O repúdio das jornalistas brasileiras à misoginia do presidente da República

30 août 2022 dans Liberdade de imprensa
Jornalista mulher entrevista

“Vera, não podia esperar outra coisa de você. Acho que você dorme pensando em mim. Você tem alguma paixão por mim. Você não pode tomar partido num debate como esse, fazer acusações mentirosas ao meu respeito. Você é uma vergonha para o jornalismo brasileiro.”

Esta foi a resposta do presidente e candidato à reeleição, Jair Bolsonaro, durante o primeiro debate presidencial do Brasil, a jornalista Vera Magalhães, apresentadora do @rodaviva_tvcultura, colunista do @jornaloglobo e comentarista da @cbnoficial. Magalhães questionou a vacinação no Brasil e afirmou que Bolsonaro espalhou desinformação sobre vacinas durante a pandemia de Covid-19.

O ataque de Bolsonaro acabou dando o tom do debate. E este comportamento misógino não só foi um dos assuntos mais comentados nas redes sociais, mas o principal condicionante para o desempenho do candidato. “Monitores de grupos públicos de WhatsApp mostram que o ataque a Vera foi negativo para Bolsonaro. O pico das mensagens negativas a ele aconteceram nesse momento”, diz Cristina Tardáguila, diretora de Programas do ICFJ.

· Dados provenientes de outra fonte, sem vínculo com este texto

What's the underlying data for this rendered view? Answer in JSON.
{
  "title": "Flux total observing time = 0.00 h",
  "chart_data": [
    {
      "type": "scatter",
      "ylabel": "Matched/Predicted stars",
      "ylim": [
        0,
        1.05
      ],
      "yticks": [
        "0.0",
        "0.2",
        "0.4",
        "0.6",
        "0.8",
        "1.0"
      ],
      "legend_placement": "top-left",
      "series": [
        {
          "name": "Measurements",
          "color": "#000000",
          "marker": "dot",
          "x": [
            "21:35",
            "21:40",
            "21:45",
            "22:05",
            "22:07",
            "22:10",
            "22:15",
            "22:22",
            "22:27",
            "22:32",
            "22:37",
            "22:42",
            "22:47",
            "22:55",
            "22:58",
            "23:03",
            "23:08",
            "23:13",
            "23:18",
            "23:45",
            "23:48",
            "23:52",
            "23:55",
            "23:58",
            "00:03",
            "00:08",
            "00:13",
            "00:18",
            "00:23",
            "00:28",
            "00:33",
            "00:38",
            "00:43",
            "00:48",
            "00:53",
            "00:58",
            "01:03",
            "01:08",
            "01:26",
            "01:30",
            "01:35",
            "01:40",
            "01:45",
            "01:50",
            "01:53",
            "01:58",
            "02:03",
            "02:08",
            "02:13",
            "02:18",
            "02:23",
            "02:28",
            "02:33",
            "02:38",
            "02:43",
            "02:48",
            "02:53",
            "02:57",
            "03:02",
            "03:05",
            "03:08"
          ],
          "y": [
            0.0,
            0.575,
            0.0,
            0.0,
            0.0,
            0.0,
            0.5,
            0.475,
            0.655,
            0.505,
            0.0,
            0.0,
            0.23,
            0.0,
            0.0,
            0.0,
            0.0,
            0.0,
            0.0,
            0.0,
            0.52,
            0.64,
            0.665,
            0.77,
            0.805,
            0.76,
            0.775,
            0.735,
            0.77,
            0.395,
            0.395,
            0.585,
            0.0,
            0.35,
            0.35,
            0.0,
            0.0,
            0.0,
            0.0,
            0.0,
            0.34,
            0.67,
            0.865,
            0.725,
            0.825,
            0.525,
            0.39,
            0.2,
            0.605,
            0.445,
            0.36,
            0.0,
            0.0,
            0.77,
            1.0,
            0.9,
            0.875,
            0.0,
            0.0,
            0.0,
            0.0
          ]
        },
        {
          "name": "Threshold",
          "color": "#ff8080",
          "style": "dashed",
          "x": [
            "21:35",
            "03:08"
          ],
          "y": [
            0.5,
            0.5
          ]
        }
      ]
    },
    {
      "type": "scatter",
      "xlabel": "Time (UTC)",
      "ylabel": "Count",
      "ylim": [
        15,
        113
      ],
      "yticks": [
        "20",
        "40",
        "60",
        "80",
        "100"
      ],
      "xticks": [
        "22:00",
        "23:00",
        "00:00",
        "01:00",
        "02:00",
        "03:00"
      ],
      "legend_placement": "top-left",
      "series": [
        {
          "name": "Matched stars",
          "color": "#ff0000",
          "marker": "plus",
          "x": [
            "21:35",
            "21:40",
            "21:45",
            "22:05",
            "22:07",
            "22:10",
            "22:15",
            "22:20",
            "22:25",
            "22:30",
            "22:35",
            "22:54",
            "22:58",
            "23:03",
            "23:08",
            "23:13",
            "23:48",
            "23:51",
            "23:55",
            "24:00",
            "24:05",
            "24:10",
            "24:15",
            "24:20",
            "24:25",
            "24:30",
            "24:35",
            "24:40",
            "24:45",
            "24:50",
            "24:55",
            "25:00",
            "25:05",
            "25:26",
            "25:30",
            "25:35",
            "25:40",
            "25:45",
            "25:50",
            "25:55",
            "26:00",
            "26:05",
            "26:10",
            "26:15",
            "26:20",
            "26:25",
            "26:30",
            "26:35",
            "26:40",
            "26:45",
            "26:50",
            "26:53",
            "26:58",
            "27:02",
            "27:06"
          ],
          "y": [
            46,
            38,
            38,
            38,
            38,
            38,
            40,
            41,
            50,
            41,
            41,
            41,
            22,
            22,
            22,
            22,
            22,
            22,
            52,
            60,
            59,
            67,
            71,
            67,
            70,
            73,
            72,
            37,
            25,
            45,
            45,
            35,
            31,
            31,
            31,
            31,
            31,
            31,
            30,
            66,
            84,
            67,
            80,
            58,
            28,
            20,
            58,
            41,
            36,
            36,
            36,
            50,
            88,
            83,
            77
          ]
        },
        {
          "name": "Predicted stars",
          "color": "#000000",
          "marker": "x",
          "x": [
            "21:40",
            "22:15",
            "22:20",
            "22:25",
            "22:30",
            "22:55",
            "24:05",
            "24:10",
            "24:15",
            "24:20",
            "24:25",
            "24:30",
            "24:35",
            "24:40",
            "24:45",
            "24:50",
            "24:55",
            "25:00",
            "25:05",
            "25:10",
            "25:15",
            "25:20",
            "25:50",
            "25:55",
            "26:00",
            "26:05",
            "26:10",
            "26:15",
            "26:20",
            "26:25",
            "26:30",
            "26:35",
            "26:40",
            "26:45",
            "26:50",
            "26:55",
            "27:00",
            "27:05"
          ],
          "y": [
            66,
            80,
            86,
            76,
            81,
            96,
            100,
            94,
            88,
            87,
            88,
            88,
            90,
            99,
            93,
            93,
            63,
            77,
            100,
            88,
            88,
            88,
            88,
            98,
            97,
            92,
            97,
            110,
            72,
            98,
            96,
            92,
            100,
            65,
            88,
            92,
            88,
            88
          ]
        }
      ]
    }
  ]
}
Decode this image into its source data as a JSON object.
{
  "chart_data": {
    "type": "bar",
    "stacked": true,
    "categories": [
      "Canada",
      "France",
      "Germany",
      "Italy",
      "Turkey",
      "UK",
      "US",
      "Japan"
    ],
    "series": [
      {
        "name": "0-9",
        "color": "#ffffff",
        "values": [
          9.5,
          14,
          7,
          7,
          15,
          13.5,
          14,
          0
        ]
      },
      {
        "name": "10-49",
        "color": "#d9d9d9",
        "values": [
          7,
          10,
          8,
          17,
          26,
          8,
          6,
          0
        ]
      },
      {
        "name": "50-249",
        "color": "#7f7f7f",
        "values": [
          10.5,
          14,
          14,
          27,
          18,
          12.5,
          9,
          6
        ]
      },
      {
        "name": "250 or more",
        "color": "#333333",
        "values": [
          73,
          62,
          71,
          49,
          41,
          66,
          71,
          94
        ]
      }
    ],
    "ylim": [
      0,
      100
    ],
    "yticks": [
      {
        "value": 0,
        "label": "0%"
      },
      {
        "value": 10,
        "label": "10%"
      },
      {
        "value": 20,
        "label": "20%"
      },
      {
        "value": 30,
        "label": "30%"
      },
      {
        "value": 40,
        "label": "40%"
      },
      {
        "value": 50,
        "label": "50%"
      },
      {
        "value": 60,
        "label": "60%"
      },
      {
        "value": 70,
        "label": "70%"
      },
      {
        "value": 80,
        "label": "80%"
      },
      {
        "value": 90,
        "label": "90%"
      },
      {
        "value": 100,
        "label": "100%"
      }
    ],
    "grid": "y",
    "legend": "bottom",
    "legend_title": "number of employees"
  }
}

“O episódio é lamentável, embora não se possa dizer que seja surpreendente. O ataque a mulheres é uma constante na política brasileira e esse tipo de episódio exemplifica o ódio direcionado às mulheres que são combativas, que se posicionam e que não tem receio de questionar quem está no poder”, diz Natalia Leal, responsável pela agência de fact-checking Lupavencedora do ICFJ Knight International Journalism Award, no ano passado.

A jornalista Patricia Campos Mello, por exemplo, foi alvo de ataque de cunho sexual por parte do presidente Jair Bolsonaro ao publicar reportagens sobre um esquema pago por empresários para espalhar mensagens contra o Partido dos Trabalhadores (PT) nas eleições de 2018. Em março de 2021, Bolsonaro foi condenado a indenizar a jornalista em R$20.000 por danos morais.

A Federação Nacional dos Jornalistas (FENAJ) e mais 10 organizações de defesa da liberdade de imprensa redigiram uma carta aos candidatos e partidos políticos para que se comprometam com a garantia da liberdade de imprensa e segurança dos jornalistas. Dos quatro candidatos de mais destaque nas pesquisas eleitorais, apenas o candidato Jair Bolsonaro não confirmou o recebimento da carta. 

“Ele sempre fica desconfortável ao ser questionado por uma mulher e reage com agressividade. Ele já deu inúmeras provas públicas de sua misoginia”, diz Camila Appel, jornalista engajada nos direitos das mulheres e uma das responsáveis pela reportagem investigativa que resultou na prisão do curandeiro João de Deus.

“Por que Bolsonaro faz isso? Só um psicólogo poderia responder. Para nós, soa como pura estupidez. A impressão que nos dá é a de que se ele pudesse mandar prender e torturar todas as jornalistas mulheres, ele não hesitaria. É um homem que parou no tempo”, conclui Appel.

Não tolerar perguntas difíceis, principalmente de mulheres jornalistas, é um padrão de Bolsonaro semelhante ao do ex-presidente norte-americano Donald Trump, que ele tanto admira. Em 2018, há 2 episódios, ambos de ofensas à jornalistas mulheres e negras, que exemplificam o comportamento de Trump. Ele criticou a jornalista Abby Phillip, da CNN, por sua “pergunta estúpida” e chamou April Ryan, também da CNN, de “perdedora” que não sabe “o que diabos ela está fazendo”.

Em outro episódio, também em 2018, numa coletiva de imprensa, no jardim da Casa Branca, quando uma repórter da ABC News, Cecilia Vega, fez uma pausa para começar uma pergunta sobre um indicado à Suprema Corte, Trump disse: “Ela está chocada por eu ter deixado ela me perguntar. Ela está em estado de choque”. Quando ela respondeu: “Eu não estou, Sr. Presidente,” ele retrucou: “Eu sei que você não está pensando, você nunca pensa.”

O resultado das urnas norte-americanas na tentativa de reeleição de Trump em 2021, nós já sabemos. No Brasil, o eleitorado feminino representa 52,65% dos votos. Bolsonaro nem se desculpa e nem se arrepende da raiva que manifesta contra as mulheres. Durante o debate, chamou de "joguinho de mimimi" ao ser questionado sobre o assunto. “As brasileiras precisam estar atentas a esse tipo de comportamento e questionar se ele é aceitável em alguém que as represente nos poderes Legislativo e Executivo”, diz Leal.